Freshly baked Ciabatta is one of the most delicious of the artisan breads in my opinion!  Joseph worked as a bread maker for a small organic kitchen when he lived in West Texas many moons ago, and learned how to bake the most scrumptious breads I've ever tasted.  Here is his recipe!

  • 1-3/4 Cup Warm Water.
  • 2-1/4 tsp. Yeast.
  • 2 tsp.

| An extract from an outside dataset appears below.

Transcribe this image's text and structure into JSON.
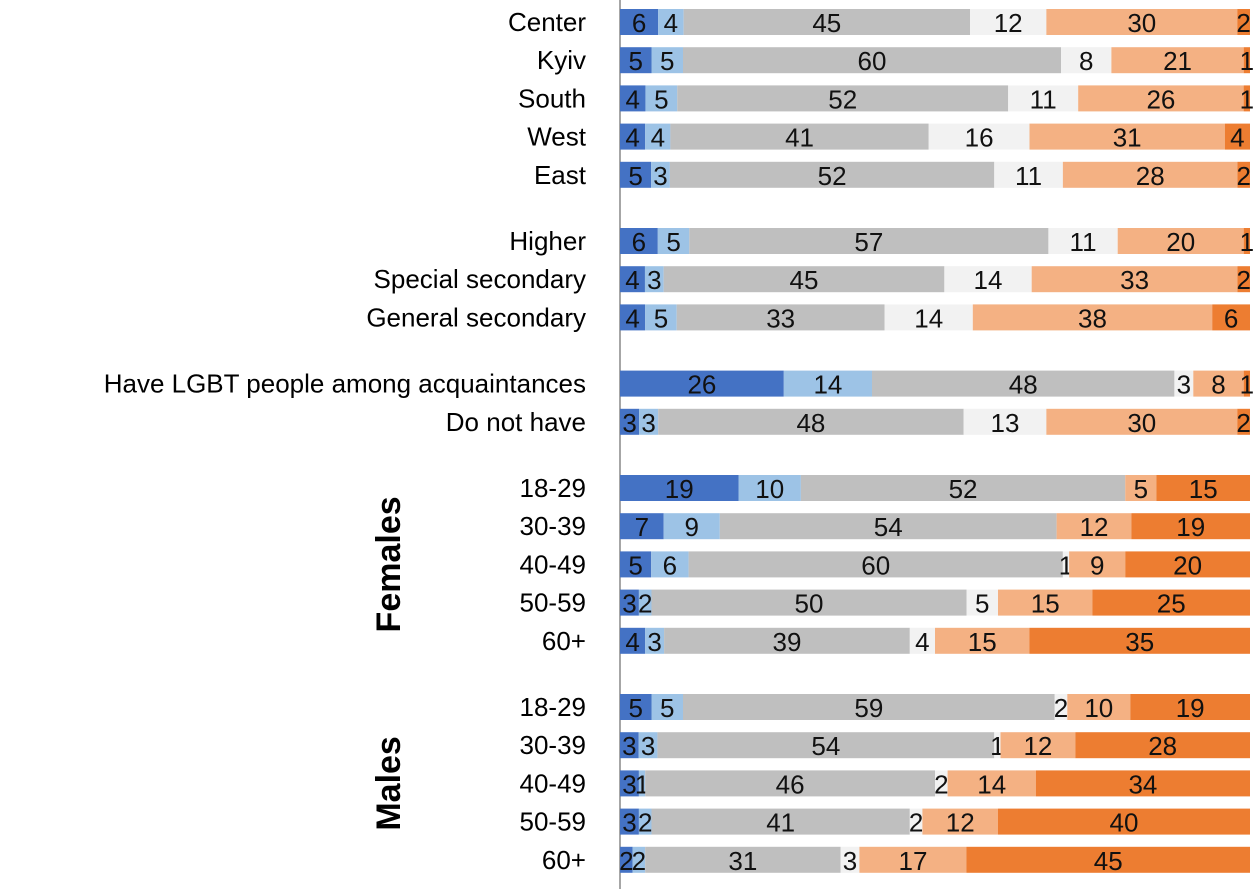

Salt.
  • Approx. 3 Cups Flour.

In a large bowl mix together:  Warm water and yeast.  Let this sit for several minutes to allow for the yeast to start doing it's thing, then add salt.  Gradually stir in flour until it makes a heavy batter; it will be very wet and sticky, but the surface shouldn't be shiny.  Next, stir strongly (your hands are the best for this process, but using a mixer is fine too.) for about 15 minutes, after which the dough should be stringy and elastic.  Cover and let rise for an hour.  Next, turn dough out on a heavily floured baking sheet, shape the loaf into a rectangle, tucking the edges under.  Dust and pat the entire surface with flour.  Let the loaf rest and rise again for about 10 minutes.   Bake at 425 for 25 minutes.  Enjoy!